Glycosides of cyanidin are the most common anthocyanins in foods.

⇑ Back to the top ⇑

Anthocyanin rich fruits

  • Berries are the main source of anthocyanins, with values ranging between 67 and 950 mg/100 g FW.
  • Other fruits, such as red grapes, cherries and plums, have content ranging between 2 and 150 mg/100 g FW.
  • Finally, in fruits such as nectarines, peaches, and some types of apples and pears, anthocyanins are poorly present, with a content of less than 10 mg/100 g FW.

Cranberries, besides their very high content of anthocyanins, are one of the rare food that contain glycosides of the six most commonly anthocyanidins present in foods: pelargonidin, delphinidin, cyanidin, petunidin, peonidin, and malvidin. The main anthocyanins are the 3-O-arabinosides and 3-O-galactosides of peonidin and cyanidin. A total of 13 anthocyanins have been detected, mainly 3-O-monoglycosides.

⇑ Back to the top ⇑

Intestinal absorption of anthocyanins

Until recently, it was believed that anthocyanins, together with proanthocyanidins and gallic acid ester derivatives of catechins, were the least well-absorbed polyphenols, with a time of appearance in the plasma consistent with the absorption in the stomach and small intestine.
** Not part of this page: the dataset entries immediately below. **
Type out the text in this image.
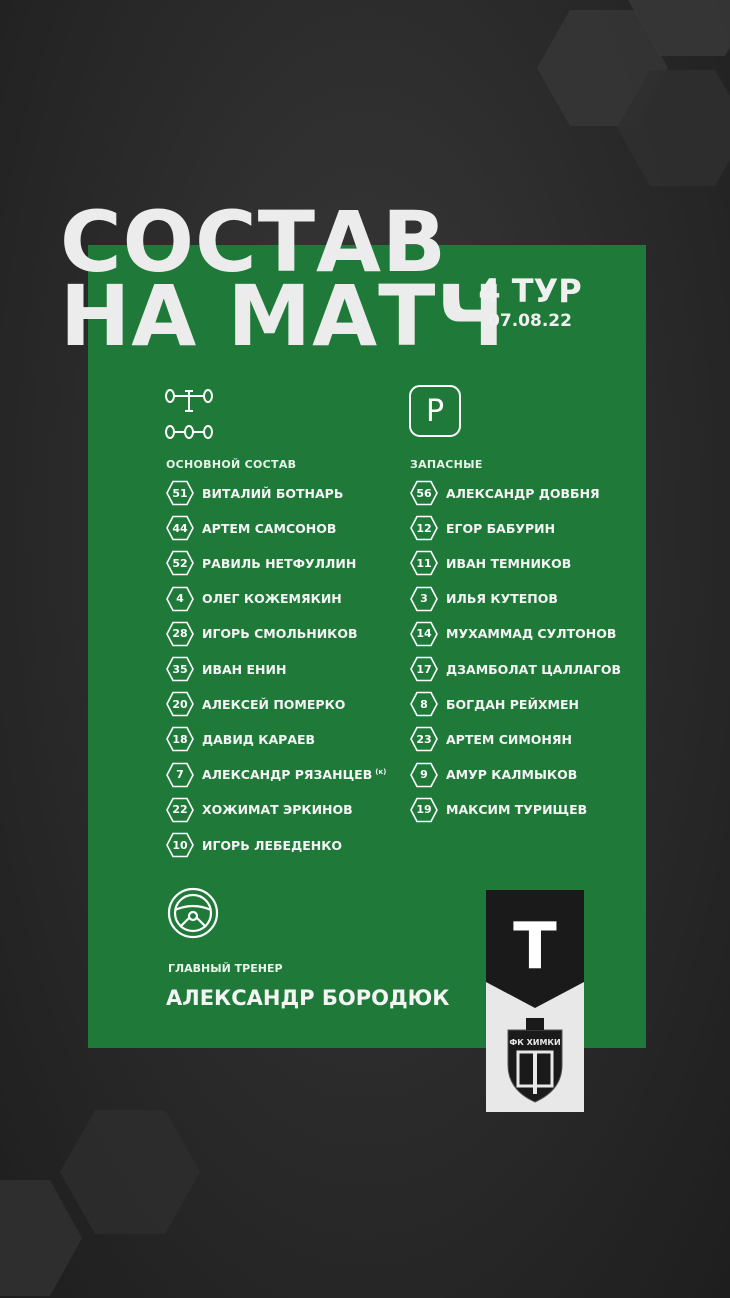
СОСТАВ
НА МАТЧ
4 ТУР
07.08.22
P
ОСНОВНОЙ СОСТАВ	ЗАПАСНЫЕ
51 ВИТАЛИЙ БОТНАРЬ
44 АРТЕМ САМСОНОВ
52 РАВИЛЬ НЕТФУЛЛИН
4 ОЛЕГ КОЖЕМЯКИН
28 ИГОРЬ СМОЛЬНИКОВ
35 ИВАН ЕНИН
20 АЛЕКСЕЙ ПОМЕРКО
18 ДАВИД КАРАЕВ
7 АЛЕКСАНДР РЯЗАНЦЕВ $^{(к)}$
22 ХОЖИМАТ ЭРКИНОВ
10 ИГОРЬ ЛЕБЕДЕНКО
56 АЛЕКСАНДР ДОВБНЯ
12 ЕГОР БАБУРИН
11 ИВАН ТЕМНИКОВ
3 ИЛЬЯ КУТЕПОВ
14 МУХАММАД СУЛТОНОВ
17 ДЗАМБОЛАТ ЦАЛЛАГОВ
8 БОГДАН РЕЙХМЕН
23 АРТЕМ СИМОНЯН
9 АМУР КАЛМЫКОВ
19 МАКСИМ ТУРИЩЕВ
ГЛАВНЫЙ ТРЕНЕР
АЛЕКСАНДР БОРОДЮК
Т
ФК ХИМКИ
Indeed, some studies have shown that their bioavailability has been underestimated since, probably, all of their metabolites have not been yet identified.
In this regard, it should be underlined that only a small part of the food anthocyanins is absorbed in their glycated forms or as hydrolysis products in which the sugar moiety has been removed. Therefore, a large amount of these ingested polyphenols enters the colon, where they can also suffer methylation, sulphatation, glucuronidation and oxidation reactions.

⇑ Back to the top ⇑

Anthocyanins and colonic microbiota

Few studies have examined the metabolism of anthocyanins by the colonic microbiota.
Within two hours, it seems that all the anthocyanins lose their sugar moieties, thus producing anthocyanidins.
Anthocyanidins are chemically unstable in the neutral pH of the colon. They can be metabolized by colonic microbiota or chemically degraded producing a set of new molecules that have not yet fully identified, but which include phenolic acids such as gallic acid, syringic acid, protocatechuic acid, vanillic acid and phloroglucinol (1,3,5-trihydroxybenzene). These molecules, thanks to their higher microbial and chemical stability, might be the main responsible for the antioxidant activities and the other physiological effects that have been observed in vivo and attributed to anthocyanins.

⇑ Back to the top ⇑

References

de la Rosa L.A., Alvarez-Parrilla E., Gonzàlez-Aguilar G.A. Fruit and vegetable phytochemicals: chemistry, nutritional value, and stability. 1th Edition. Wiley J. & Sons, Inc., Publication, 2010

de Pascual-Teresa S., Moreno D.A. and García-Viguera C. Flavanols and anthocyanins in cardiovascular health: a review of current evidence. Int J Mol Sci 2010;11:1679-1703. doi:10.3390/ijms11041679

Escribano-Bailòn M.T., Santos-Buelga C., Rivas-Gonzalo J.C. Anthocyanins in cereals. J Chromatogr A 2004:1054;129-141. doi:https://doi.org/10.1016/j.chroma.2004.08.152

Han X., Shen T. and Lou H. Dietary polyphenols and their biological significance. Int J Mol Sci 2007;9:950-988. doi:10.3390/i8090950

Manach C., Scalbert A., Morand C., Rémésy C., and Jime´nez L. Polyphenols: food sources and bioavailability. Am J Clin Nutr 2004;79(5):727-47 [Abstract]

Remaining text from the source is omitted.